Personally I don't understand why people write stored procedures that only perform CRUD. For me SQL is the interface to the database. Just write an update statement with placeholders for the column values and send that to the database -- along with the bound variables.
Someone will argue about SQ...
Am I the only one who thinks it's perfectly fine for apps to send SQL statements to the database and not have to wrap every single little CRUD operation in a stored procecdure?
I think it's a hangover from the ancient days when SQL Server didn't cache plans for ad-hoc batches. If you wanted plan reuse, you had to use a procedure.
I guess there's an argument against not allowing arbitrary SQL from outside the database
Having a procedure also means you can change the implementation behind the interface without breaking (or recompiling) applications.
@Colin'tHart As a programmer I'd rather use stored procedures. You can solve some situations within the SP w/o change your code. About granularity, well it depends. It's opinion-based to me.
Allowing the application to arbitrarily issue insert/update/delete statements goes against open architecture standards and sort of defeats the purpose of the database. Could you use a middle tier instead of stored procedures and achieve the same thing? Sure, but stored procedures have other benefits you wouldn't have to rework into that tier.

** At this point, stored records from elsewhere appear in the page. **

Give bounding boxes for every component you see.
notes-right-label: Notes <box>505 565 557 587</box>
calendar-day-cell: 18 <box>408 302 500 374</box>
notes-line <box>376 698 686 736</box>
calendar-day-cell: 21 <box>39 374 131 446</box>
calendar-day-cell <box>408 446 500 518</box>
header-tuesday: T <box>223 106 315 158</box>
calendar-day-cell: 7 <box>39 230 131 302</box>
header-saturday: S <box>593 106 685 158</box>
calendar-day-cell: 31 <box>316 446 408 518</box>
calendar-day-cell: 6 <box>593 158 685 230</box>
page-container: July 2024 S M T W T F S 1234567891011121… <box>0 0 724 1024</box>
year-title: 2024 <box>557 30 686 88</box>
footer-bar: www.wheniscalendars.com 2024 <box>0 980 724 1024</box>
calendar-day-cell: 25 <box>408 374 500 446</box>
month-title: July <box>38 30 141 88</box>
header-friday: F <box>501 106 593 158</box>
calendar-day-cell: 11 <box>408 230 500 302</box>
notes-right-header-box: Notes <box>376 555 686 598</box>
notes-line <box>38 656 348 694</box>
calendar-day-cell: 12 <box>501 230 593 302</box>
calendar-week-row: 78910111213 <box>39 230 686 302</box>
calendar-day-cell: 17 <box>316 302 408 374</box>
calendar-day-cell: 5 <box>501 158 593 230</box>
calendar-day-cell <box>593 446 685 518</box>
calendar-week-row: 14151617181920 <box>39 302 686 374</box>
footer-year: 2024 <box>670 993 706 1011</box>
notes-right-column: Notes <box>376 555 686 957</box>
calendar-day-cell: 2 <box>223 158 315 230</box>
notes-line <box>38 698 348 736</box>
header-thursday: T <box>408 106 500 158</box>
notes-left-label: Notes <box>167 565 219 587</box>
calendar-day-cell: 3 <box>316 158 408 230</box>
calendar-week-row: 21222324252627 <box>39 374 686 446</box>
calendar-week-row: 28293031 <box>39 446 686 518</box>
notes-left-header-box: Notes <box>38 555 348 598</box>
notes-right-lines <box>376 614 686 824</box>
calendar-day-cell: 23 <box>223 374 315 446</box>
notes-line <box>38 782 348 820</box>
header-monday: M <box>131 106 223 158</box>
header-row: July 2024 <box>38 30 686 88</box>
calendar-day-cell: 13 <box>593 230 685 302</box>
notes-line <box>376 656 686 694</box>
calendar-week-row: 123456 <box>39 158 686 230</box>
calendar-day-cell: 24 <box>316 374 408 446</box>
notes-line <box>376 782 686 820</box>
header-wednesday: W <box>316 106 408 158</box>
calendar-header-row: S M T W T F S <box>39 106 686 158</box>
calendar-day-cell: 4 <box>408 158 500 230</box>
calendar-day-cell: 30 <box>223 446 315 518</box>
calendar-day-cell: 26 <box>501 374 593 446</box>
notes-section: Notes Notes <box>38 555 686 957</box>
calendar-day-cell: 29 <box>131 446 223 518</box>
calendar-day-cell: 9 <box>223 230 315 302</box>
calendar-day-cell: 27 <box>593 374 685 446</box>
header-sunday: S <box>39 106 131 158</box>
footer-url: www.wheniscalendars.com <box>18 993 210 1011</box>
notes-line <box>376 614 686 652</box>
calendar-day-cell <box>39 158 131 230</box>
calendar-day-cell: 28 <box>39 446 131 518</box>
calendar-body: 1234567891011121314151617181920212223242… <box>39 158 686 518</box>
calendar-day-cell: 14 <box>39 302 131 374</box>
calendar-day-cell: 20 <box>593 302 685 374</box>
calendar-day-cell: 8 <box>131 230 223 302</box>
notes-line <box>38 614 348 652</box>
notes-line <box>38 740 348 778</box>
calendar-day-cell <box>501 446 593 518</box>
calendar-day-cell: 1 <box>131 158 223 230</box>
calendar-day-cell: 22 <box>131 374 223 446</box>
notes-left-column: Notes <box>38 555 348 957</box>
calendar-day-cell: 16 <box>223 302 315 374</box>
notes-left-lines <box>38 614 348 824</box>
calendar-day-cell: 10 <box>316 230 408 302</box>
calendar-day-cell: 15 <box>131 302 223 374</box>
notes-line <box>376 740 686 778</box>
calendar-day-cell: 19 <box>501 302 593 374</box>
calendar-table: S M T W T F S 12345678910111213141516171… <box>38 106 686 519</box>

Was there a syntax in SQL Server to specify that a newly added non-nullable column should be populated with a given value, without having to create a default for it?
I thought there was but can't seem to find it in the manual
I mean, at the time of declaration. Something like ... ADD MyNewColumn int NOT NULL POPULATE AS ..., the POPULATE AS part being something I'm not sure about
I mean the keywords would probably be different if the syntax for that exists all
Yes, that's what I've always been doing as well. I just thought I remembered seeing it somewhere mentioned that in newer (2012+? not sure) versions new syntax was introduced that would allow you to do this in a simpler way
@mustaccio Three Tier Architecture is what I was looking for - I think it was codified in an IEEE paper but I can't find it.
@mustaccio I'd also add the disregard of a data layer can and does end up in folly - at a prior employer, four applications could access/update central DB2 database - 2 sales, 2 service, one internet only. This is fine. HOWEVER, they each had free reign of the database which resulted in the data becoming inconsistent. In a highly regulated industry that was frowned upon. Spent 6 months of my life identifying customers impacted, issuing refunds/data fixes.
That was just for my area of expertise, it was a 2+ year effort enterprise wise.
Three-tier architecture does not in itself prevent or forbid "Allowing the application to arbitrarily issue insert/update/delete statements"; what you're describing is simply incorrectly set up authorizations and missing constraints (in-database or otherwise)
Three-tier architecture is about separating presentation from business logic; it doesn't tell you to wrap every SQL statement in a stored proc
@mustaccio I mean, it goes against the whole concept of a data layer to have the application directly interact with the database
But I guess one can make any justifications for doing things that are risky
And it's not stored procedures per se, rather the running of unvetted code or allowing the same process to be performed differently depending on the caller.
Impersonal you, or generic you, something that my native language has too but nevertheless something that still makes me stumble sometimes when I come across it in English.
An argument for procedure based database access can be made for long lived code bases. "We think we can get rid of column X but we don't know that we can" If the domain of where that code could live is just the database, that makes a much smaller footprint to search.
Whereas with the client I'm thinking of, maybe it's Java, maybe it's cobol, or linked servers, and oh and we gave access to the guy in purchasing so we see Access/Excel querying data
Or we see things like none of the regularly scheduled cobol jobs access this field so we can smoke it. Except, we just sold this special deal to Very Important Client for their Easter program which causes the whatever to pull that inactive job out of the archive scheduler and now column NeverPopulated is actually populated and used
Sadly, not a hypothetical there. Anyways, if there was a consistent interface to working with the data, it would make my consultant life easier. Or at least, more repeatable
@PaulWhite Ah, WITH VALUES, yes, and I probably got that backwards. It was to have the default constraint populate the column without having to define the column as NOT NULL.